Esa distancia es la que dio origen a un discurso novedoso, a medio camino entre las maravillas del modelo y las quejas mediáticas. Esta semana, Massa dijo en público lo que hubiese resultado pecado mortal poco tiempo atrás: que aprueba algunos pasajes del kirchnerismo como la designación de una Corte independiente, y hasta la ley de medios, que recordó haber presentado en el teatro Argentino de La Plata en calidad de jefe de Gabinete de Cristina. “Se debe cumplir la ley”, dijo ante Alejandro Fantino. Sin ofrecerle prioridad uno y tomando distancia –lo que le cuesta hasta ser encuadrado como “hombre de Clarín” además de “hombre de EEUU”, según la visión K-, pero con palabras que ningún opositor de estos días se animaría a pronunciar.
Habrá lío con los votos que saque Sergio Massa. Hoy, lo critica el oficialismo porque dice que opositor, y lo critica la oposición porque dice que es oficialista. Pero el día siguiente del comicio, pasará al revés. El gobierno podrá sostener que, como todos afirman, que hay en Massa muchos votos de Cristina. Y viceversa.
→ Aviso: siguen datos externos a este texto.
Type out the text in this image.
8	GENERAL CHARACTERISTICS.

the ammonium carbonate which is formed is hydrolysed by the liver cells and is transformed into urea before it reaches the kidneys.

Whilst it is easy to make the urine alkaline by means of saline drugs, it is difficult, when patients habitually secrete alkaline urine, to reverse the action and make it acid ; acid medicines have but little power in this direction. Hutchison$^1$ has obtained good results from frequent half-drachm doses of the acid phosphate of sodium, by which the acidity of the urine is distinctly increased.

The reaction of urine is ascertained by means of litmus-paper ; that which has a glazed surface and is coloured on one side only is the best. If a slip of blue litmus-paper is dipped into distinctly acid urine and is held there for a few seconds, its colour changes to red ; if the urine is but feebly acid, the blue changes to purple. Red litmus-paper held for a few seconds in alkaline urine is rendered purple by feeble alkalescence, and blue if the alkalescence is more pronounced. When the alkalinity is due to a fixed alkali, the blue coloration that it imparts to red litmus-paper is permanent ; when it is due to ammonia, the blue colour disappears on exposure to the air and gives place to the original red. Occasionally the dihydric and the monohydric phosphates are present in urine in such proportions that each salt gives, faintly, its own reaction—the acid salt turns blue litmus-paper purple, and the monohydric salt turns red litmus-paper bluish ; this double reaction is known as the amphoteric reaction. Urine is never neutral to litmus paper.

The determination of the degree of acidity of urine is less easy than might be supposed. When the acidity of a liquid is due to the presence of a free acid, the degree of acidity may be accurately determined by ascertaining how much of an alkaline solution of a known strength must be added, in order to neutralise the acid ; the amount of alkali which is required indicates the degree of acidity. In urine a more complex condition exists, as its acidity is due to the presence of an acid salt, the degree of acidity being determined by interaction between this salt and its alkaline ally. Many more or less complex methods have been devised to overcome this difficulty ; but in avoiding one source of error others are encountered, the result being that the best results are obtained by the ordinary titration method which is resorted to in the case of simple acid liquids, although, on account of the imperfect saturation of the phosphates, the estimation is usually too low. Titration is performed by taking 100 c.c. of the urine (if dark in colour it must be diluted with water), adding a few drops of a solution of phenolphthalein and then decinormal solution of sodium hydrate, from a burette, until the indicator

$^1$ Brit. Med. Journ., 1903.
Un tono más abajo, Ibarra mira interesado ese fenómeno que le resulta atractivo. Massa será, además del posible gran emergente de octubre, un joven ensayando el mismo libreto que el suyo. Se llevan bien entre ellos, tienen contacto. Entre ellos a Felipe Solá, quien supo visitar la fiesta de Rawson cuando se animó a ser presidencial y ahora figura cuarto en la lista de Massa.
Los dos hicieron lo mismo: dejar una intendencia importante –Rawson y Tigre- para irse al Congreso. Se verá si es el camino exitoso.